A audiência contou com a presença do ativista estadunidense Tim Ballard, fundador da Operation Underground Railroad (OUR). A atuação dele no combate ao tráfico humano inspirou o filme Som da Liberdade, dirigido por Alejandro Monteverde e protagonizado pelo ator Jim Caviezel. Ballard falou em inglês, com tradução simultânea. Ele disse que os traficantes de pessoas procuram lugares mais vulneráveis para atuar. Como exemplo, ele citou a Ilha de Marajó.

O ativista registrou que o resgate de crianças traficadas exige que os agentes trabalhem disfarçados. Segundo Ballard, a legislação brasileira não permite a atuação de agentes disfarçados,  o que dificultaria o combate ao tráfico de crianças no país. Ele sugeriu uma lei para autorizar agentes estrangeiros disfarçados a atuar contra o tráfico humano em solo brasileiro.

Ballard também relatou que sua organização tem atuado em diversos países, como Argentina e Ucrânia, no fortalecimento do combate local ao tráfico humano, principalmente nos casos que envolvem crianças. Ele relatou que já viajou por 60 países e percebeu que “o tráfico não respeita limites”.

— Nós não nos deteremos e não deixaremos as crianças brasileiras para trás. Venceremos juntos — declarou Ballard.  

De acordo com o ativista, o tráfico de pessoas chega a movimentar mais de US$ 200 bilhões ao ano. Ele afirmou que existem “forças ocultas” que atuam para inverter “o lado bom e lado mau”. Ballard registrou que ele próprio já foi vítima “de falsas acusações”. Segundo Ballard, existe uma guerra espiritual, com uma influência demoníaca a favor do tráfico.  Ele disse que nessa luta é preciso se apegar com Deus.

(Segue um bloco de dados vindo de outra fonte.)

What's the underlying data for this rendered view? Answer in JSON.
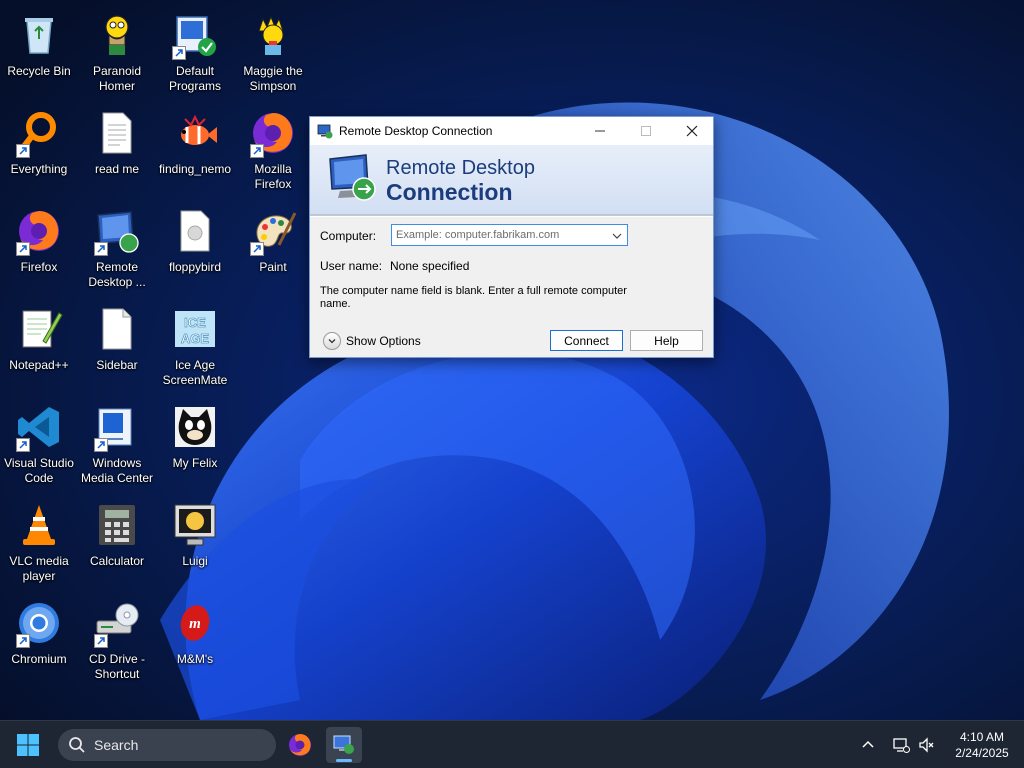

— Se você não entende esse lado espiritual, você termina ficando do lado errado da história. Se você quer resgatar crianças, a morte pode ser seu preço. As crianças não pertencem a nenhum partido político. A arma do demônio é a divisão. Há muita divisão no Brasil e nos Estados Unidos. Eu não gosto de partido, porque eles entram no caminho e se tornam obstáculo na proteção das crianças. Precisamos, por um momento, esquecer os partidos em favor das crianças — afirmou.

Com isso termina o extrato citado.